Bir ülkede hukukun siyasallaşmış, demokrasinin rafa kalkmış olması. Mevcut Anayasaya ‘asker’ anayasası kulpu takarak, mevcut Anayasayı artık lüzumsuz kılıp, yenisiyle saray Sultanizmi gerekçeleri ile pekiştirilerek hazırlanıyor, cumhuriyet rejimi ala aşağı edilme senaryolarını farklı siyasi argümanlar farkına varıyor ve tepki koyuyorsa. İnanın bu ülkede bir gün kıyamet kopacaktır.
Demokrasi insan yaşamı için geliştirilmiş en büyük yönetim şeklidir. Demokrasi çiğnenir, hukuk rafa kaldırılır, siyasal yapıyı her alanda baskı aracı olarak kullanırsanız insanların yaşam, özgürlük ve güvenlik hakkı ortadan kalkar. Keyfi yakalama ve tutuklanma ve zulüm egemen kılınmış olur. Bugün ülkede görünen ve uygulanan bu.
Ülkenin yaşamsal anatomisi olan ırk, cinsiyet, dil, din, ulusal veya sosyal kökene veya diğer statülere dayalı ayrımcılığı tetiklerseniz kaos çıkartırsınız. Ülke hızla etnik bir çatışmaya yol açacak keyfiyet açıklamaları ve çağrıları içinde yeniden şekillendiriliyor.
Bu ülkede kadın veya erkek. Veya çocuk. Veya hayvan olmak… Taciz ve istismardan korunamıyorsa, cinayetler sıradanlaşmış ve hukuk caydırıcı argümanları kullanmıyor ise, korkunun şehirlere, sokaklara ve hatta apartmanlara kadar yayılması demektir. Bunumu istiyorsunuz?
Bu ülkede doğa yağmalanıyor, doğal alanları koruyanlar coplanıyor, kolluk güçleri ve hukuk sermayenin yanında yer alıyorsa sonuçları doğuranlar, sonuçlara katlanacaktır. Ülkenin tüm kaynaklarını satarak, paylaşarak, yağmalattırarak halkı yokluğu sürüklemenin mutlak bir bedeli olacaktır.
Tarihin kahramanları köle ve esir olmamak için kavga vermiştir. Bu millet böyle kötü bir yönetimin güç gösterisi içinde işkence ve kötü muamele ile aşağılayıcı muamele veya cezaya maruz kalması ne insani nede hukuki boyutta bir tanımı olamaz.

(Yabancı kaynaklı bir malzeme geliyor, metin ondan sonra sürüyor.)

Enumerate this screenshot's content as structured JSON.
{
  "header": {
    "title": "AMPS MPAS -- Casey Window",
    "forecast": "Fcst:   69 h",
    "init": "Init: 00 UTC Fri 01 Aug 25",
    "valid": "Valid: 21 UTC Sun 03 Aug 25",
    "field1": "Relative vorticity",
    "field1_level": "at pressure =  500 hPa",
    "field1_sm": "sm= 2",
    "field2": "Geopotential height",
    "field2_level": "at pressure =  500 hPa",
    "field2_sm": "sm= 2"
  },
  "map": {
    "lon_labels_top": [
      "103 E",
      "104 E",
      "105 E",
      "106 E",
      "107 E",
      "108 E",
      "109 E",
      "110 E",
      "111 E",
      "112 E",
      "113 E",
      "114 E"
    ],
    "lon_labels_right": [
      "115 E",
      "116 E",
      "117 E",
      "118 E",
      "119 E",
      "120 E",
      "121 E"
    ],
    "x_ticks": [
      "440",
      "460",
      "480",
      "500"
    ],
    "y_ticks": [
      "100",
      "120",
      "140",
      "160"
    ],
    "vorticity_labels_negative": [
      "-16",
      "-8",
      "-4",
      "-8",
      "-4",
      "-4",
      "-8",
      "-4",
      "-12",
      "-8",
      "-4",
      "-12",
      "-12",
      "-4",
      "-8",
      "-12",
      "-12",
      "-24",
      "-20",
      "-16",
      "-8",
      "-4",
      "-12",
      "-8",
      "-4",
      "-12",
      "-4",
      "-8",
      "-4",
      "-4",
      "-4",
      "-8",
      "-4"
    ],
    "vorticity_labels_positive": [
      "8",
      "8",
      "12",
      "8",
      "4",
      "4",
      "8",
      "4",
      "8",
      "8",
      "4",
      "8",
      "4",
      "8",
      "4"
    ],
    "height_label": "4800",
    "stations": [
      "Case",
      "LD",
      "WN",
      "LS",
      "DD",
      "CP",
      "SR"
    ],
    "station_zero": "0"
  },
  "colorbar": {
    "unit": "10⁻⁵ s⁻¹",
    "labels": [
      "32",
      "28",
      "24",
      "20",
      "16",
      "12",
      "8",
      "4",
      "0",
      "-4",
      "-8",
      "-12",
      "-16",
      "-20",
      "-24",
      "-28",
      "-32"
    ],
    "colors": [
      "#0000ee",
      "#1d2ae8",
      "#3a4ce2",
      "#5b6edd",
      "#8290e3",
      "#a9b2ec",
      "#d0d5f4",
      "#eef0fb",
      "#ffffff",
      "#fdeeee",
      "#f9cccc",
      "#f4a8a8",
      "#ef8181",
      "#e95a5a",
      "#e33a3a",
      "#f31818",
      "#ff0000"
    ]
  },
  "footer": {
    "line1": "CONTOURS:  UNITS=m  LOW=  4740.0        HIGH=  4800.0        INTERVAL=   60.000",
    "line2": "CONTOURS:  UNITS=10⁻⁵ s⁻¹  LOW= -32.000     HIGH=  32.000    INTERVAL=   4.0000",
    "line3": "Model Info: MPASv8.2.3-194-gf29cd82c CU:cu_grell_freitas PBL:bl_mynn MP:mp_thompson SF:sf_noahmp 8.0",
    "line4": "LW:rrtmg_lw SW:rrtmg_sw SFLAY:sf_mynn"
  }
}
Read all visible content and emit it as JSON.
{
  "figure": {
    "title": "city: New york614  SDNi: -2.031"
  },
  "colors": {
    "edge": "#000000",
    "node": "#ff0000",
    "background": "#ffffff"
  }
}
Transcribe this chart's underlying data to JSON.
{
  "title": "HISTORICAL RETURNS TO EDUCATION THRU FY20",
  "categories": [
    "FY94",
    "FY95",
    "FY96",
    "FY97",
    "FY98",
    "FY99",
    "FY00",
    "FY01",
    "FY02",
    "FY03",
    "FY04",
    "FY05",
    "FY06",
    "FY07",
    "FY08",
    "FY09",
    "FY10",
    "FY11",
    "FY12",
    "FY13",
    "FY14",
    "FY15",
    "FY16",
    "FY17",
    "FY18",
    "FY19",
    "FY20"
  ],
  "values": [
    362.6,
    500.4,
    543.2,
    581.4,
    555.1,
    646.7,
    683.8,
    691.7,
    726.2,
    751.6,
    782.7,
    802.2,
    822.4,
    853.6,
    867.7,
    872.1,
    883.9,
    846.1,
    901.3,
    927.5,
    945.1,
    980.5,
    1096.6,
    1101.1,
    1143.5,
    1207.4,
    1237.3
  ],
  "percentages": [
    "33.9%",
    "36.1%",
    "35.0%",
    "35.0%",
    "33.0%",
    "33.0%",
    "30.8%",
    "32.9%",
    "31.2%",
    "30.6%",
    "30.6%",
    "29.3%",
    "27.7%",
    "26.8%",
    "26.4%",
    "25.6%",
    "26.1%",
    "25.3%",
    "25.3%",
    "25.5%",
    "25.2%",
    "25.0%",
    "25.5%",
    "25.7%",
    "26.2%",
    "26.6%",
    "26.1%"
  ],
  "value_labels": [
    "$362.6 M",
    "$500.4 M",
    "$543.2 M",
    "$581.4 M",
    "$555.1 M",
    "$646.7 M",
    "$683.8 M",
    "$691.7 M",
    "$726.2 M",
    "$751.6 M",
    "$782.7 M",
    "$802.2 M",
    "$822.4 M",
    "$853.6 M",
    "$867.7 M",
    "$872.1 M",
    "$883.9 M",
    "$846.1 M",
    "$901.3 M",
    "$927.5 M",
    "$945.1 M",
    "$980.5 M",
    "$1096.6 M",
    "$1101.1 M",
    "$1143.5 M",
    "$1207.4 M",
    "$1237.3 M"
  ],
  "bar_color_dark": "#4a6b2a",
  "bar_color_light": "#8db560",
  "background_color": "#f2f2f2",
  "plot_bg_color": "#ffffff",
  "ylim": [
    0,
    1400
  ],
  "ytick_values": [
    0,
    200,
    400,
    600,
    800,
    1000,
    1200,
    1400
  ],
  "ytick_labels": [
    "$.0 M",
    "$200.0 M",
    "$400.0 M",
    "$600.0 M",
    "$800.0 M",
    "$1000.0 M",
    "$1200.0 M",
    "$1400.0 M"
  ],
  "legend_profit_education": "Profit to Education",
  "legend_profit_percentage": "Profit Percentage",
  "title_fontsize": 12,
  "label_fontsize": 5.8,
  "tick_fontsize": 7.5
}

Anayasada; adil yargılanma ve yasal tazmin hakkı. Ücretsiz eğitim, Sağlık ve uygun yaşam standardına dayalı barınma, sosyal güvence, olumlu çalışma koşulları da dâhil olmak üzere, ekonomik, sosyal ve kültürel hakların korunması hakkı kimin haklarını savunur?
‘Ya tam demokrasi! Ya tam diktatörlük… Ya insan, ya da bir siyasal İslamcıya köle olacağız’. Bunun içindir ki; Ya bir yol bulacağız. Ya da bir yol yapacağız. Yalayanların ve de yalatanların devrine geçit vermenin sonucudur bu tüm yaşananlar…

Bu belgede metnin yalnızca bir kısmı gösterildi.